= Gessius of Petra =

Gessius of Petra (Greek: Γέσιος, Gesios) was an Arab physician, iatrosophist and pagan philosopher active in Alexandria in the late 5th and early 6th century.

Gessius was a native of the region of Petra. According to Damascius, who is the main source for Gessius' biography in the Suda, he was from Petra itself. Stephanus of Byzantium, on the other hand, writes that he came from the agricultural region of el-Ji (today Wadi Musa) not far from Petra. His father's name is unknown. He may have been descended from the Gessius who was a student and correspondent of Libanius and was active in Egypt in the 4th century. He studied under Domnus, who was Jewish. Later, he is said to have lured students away from his master.

According to Zacharias Rhetor, Gessius studied philosophy under Ammonius Hermiae in Alexandria. He was also teaching medicine in Alexandria when Zacharias was living there in the 480s. Damascius says that he began his practice late, but was a famous physician during the reign of the Emperor Zeno (474–491). He reports that he earned "unusual honors from the Romans", perhaps referring to the grant of a title by the Roman state.
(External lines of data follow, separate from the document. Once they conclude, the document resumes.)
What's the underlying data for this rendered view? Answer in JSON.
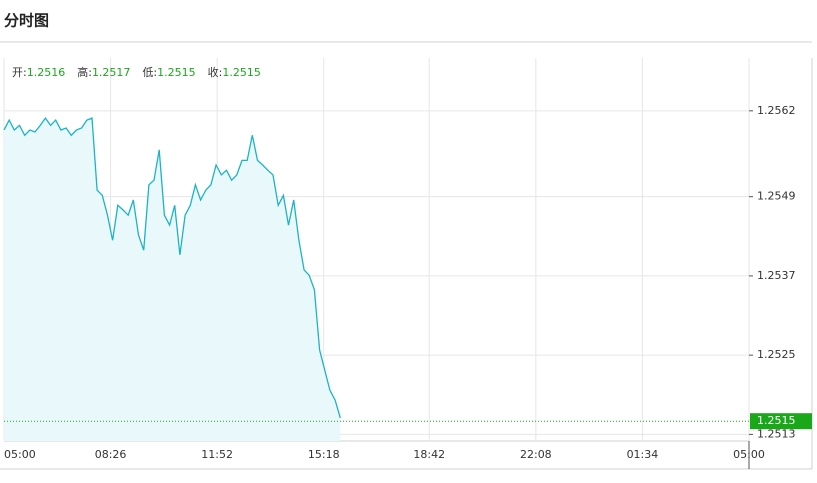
{
  "header": {
    "title": "分时图"
  },
  "chart_data": {
    "type": "line",
    "stats": [
      {
        "label": "开:",
        "value": 1.2516
      },
      {
        "label": "高:",
        "value": 1.2517
      },
      {
        "label": "低:",
        "value": 1.2515
      },
      {
        "label": "收:",
        "value": 1.2515
      }
    ],
    "x": [
      "05:00",
      "05:10",
      "05:20",
      "05:30",
      "05:40",
      "05:50",
      "06:00",
      "06:10",
      "06:20",
      "06:30",
      "06:40",
      "06:50",
      "07:00",
      "07:10",
      "07:20",
      "07:30",
      "07:40",
      "07:50",
      "08:00",
      "08:10",
      "08:20",
      "08:30",
      "08:40",
      "08:50",
      "09:00",
      "09:10",
      "09:20",
      "09:30",
      "09:40",
      "09:50",
      "10:00",
      "10:10",
      "10:20",
      "10:30",
      "10:40",
      "10:50",
      "11:00",
      "11:10",
      "11:20",
      "11:30",
      "11:40",
      "11:50",
      "12:00",
      "12:10",
      "12:20",
      "12:30",
      "12:40",
      "12:50",
      "13:00",
      "13:10",
      "13:20",
      "13:30",
      "13:40",
      "13:50",
      "14:00",
      "14:10",
      "14:20",
      "14:30",
      "14:40",
      "14:50",
      "15:00",
      "15:10",
      "15:20",
      "15:30",
      "15:40",
      "15:50"
    ],
    "values": [
      1.25591,
      1.25606,
      1.25591,
      1.25598,
      1.25583,
      1.25591,
      1.25588,
      1.25598,
      1.25609,
      1.25598,
      1.25606,
      1.25591,
      1.25594,
      1.25583,
      1.25591,
      1.25594,
      1.25606,
      1.25609,
      1.255,
      1.25492,
      1.25462,
      1.25424,
      1.25477,
      1.2547,
      1.25462,
      1.25485,
      1.25432,
      1.25409,
      1.25508,
      1.25515,
      1.25561,
      1.25462,
      1.25447,
      1.25477,
      1.25402,
      1.25462,
      1.25477,
      1.25508,
      1.25485,
      1.255,
      1.25508,
      1.25538,
      1.25523,
      1.2553,
      1.25515,
      1.25523,
      1.25545,
      1.25545,
      1.25583,
      1.25545,
      1.25538,
      1.2553,
      1.25523,
      1.25477,
      1.25492,
      1.25447,
      1.25485,
      1.25424,
      1.25379,
      1.25371,
      1.25349,
      1.25258,
      1.25227,
      1.25197,
      1.25182,
      1.25155
    ],
    "color": "#1ab3c9",
    "xticks": [
      "05:00",
      "08:26",
      "11:52",
      "15:18",
      "18:42",
      "22:08",
      "01:34",
      "05:00"
    ],
    "ylim": [
      1.2512,
      1.257
    ],
    "yticks": [
      1.2513,
      1.2525,
      1.2537,
      1.2549,
      1.2562
    ],
    "last": 1.2515,
    "last_color": "#1aa81a",
    "grid": true
  }
}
Gessius received correspondence from Procopius of Gaza, who was an old friend, and Aeneas of Gaza. Procopius describes Gessius' wife as a barbarian from Phrygia. They had several children. Procopius wrote a letter of consolation on the death of his wife and some of his children. Gessius was also a friend of the Neoplatonist philosopher Heraiscus. He hid him in his house when Zeno was persecuting the Neoplatonists. When Heraiscus died, Gessius gave him an honorable burial.

According to Sophronius of Jerusalem, Gessius received baptism into Christianity under imperial pressure but remained a pagan in secret. Since Zacharias in his Ammonius and Damascius in his Life of Isidore both treat Gessius as nothing other than pagan, this conversion, if it took place, must have happened after the writing of these works. According to Sophronius, Gessius, rising from the baptismal waters, said "this is a bath which takes one's breath away", a mocking paraphrase of a line from the Odyssey and a clear indication of continuing pagan sympathies. He only became a true believer when, after all his skills had failed to cure him from a disease, he prayed to Saints Cyrus and John and was miraculously cured. Edward Watts argues that this story is a literary invention of Sophronius, but Barry Baldwin considers it plausible.

A remark by Stephanus of Athens suggests that Gessius was still practising medicine in Alexandria in the 530s. If the physician of the Petra papyrus fragment P.Petra I 2 is the same Gessius, then he was dead by 10 May 538. In the papyrus, which was drawn up in Gaza, he is described as "of learned memory". In light of his friendship with Procopius and Aeneas, a connection with Gaza is reasonable. If the identification is correct, several papyri have a bearing on Gessius' familial relations.